We were up on the Sky Deck last night, grilling of course, and met some German folks who were also grilling. I was reluctant to approach them at first because I haven’t really gotten confident in my ability to carry on a conversation in German, which is silly because of course English is available as a fallback. Anyway Kim finally insisted that I go speak with them and they turned out to be lovely people of course. Hopefully they will turn into friends, which would be nice because we have made very few here in Boston. (Unfounded assertions about the unfriendliness of Boston will be the subject of a different blog.)
Anyway the thing that struck me in attempting to talk with these folks was that my comprehension is relatively good — most of the time I had no trouble understanding them. My speaking, though, was halting at best. It takes longer to have the vocabulary to say something than it does to have enough words to understand what someone else is saying.
Part of this is obvious — when listening, you can puzzle things out from context, which obviously doesn’t work when speaking — but part is a more interesting problem: We don’t actually speak in words. We speak in phrases, in idioms, in things that tradition has jumbled together for us that convey meaning by metaphor and analogy and, well, tradition. Each language has a different set of these phrases, and to speak you must learn them. It is the thing that makes languages fun, and also the thing that makes them hard.

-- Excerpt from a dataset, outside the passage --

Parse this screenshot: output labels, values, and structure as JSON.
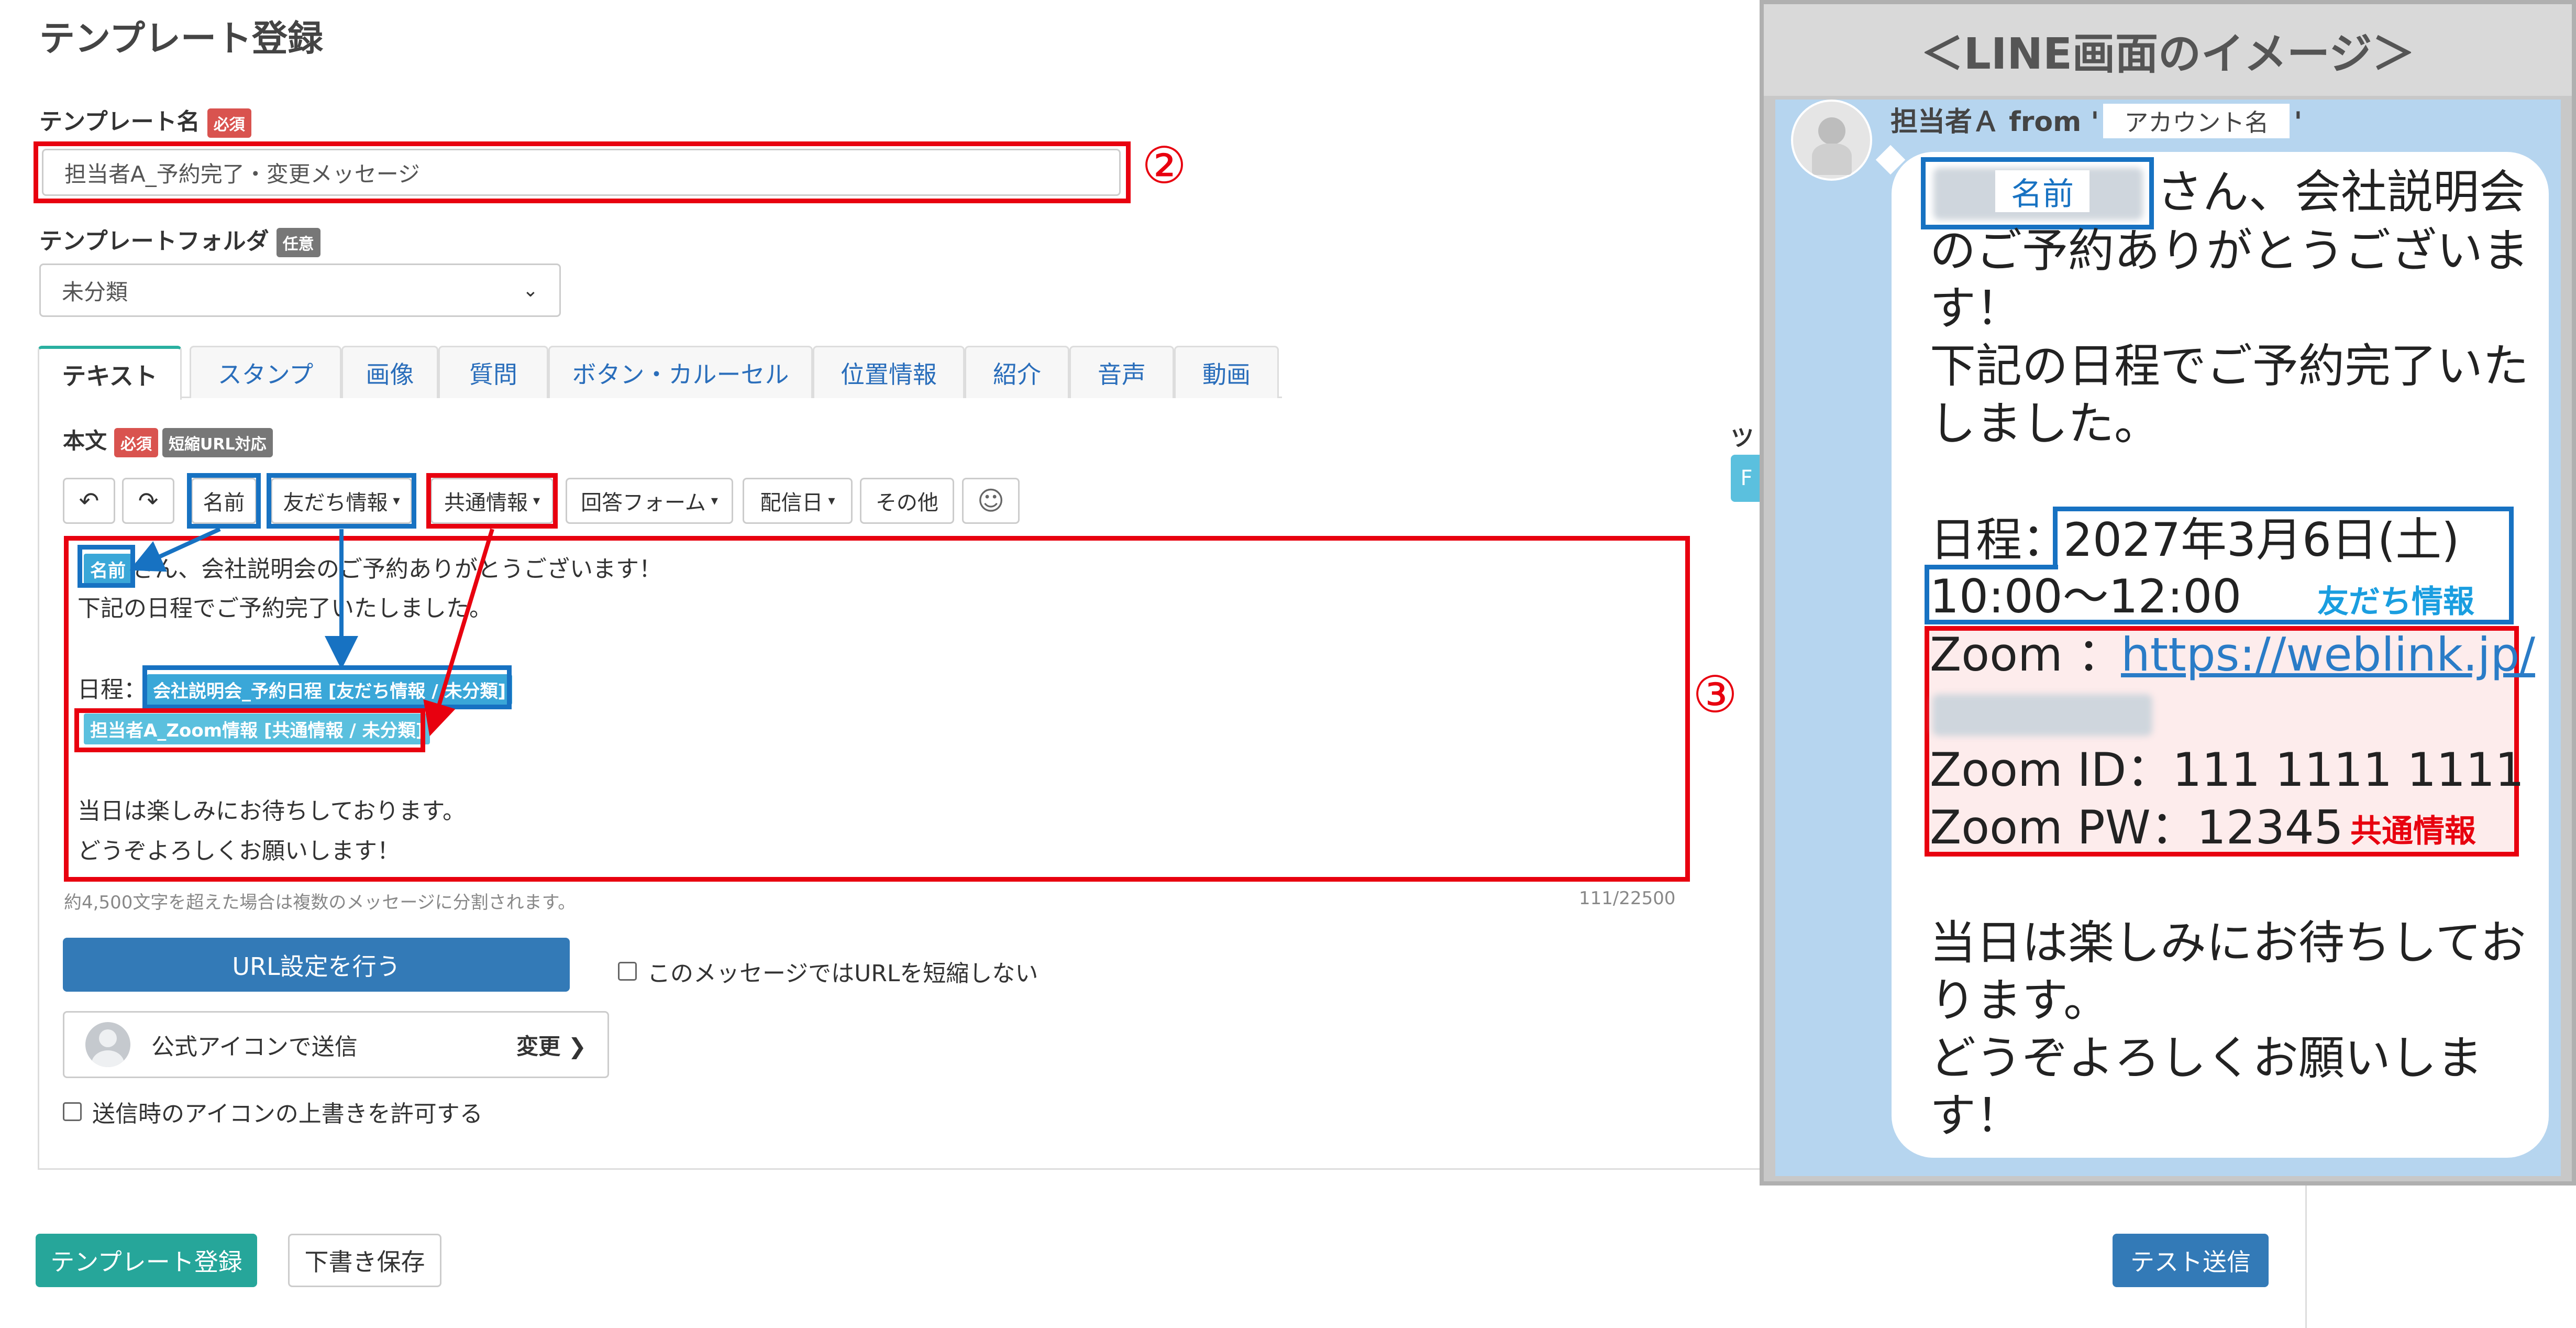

I’m relatively proud of my ability to use phrases like “C’etait le fin des haricots” (“That was the end of the beans,” translates roughly to “That was the last straw”) in French. It was a lot of work memorizing them all, and I still get a little thrill when I can throw one in and get a nod of appreciation from the French person I am speaking with — I imagine they are thinking “He knows real French, he must really understand me.” Of course, they are probably actually thinking “This idiot thinks he can speak French, hilarious, haha…” but I will continue to hope they are not.
In German though I am just beginning to climb the hill, and it is daunting and exciting at the same time. Fortunately I have plenty of German colleagues here in the office to practice with and teach me the naughty phrases. Did you know that in German you can call someone an “Arschgeige”? It means “Ass Violin.”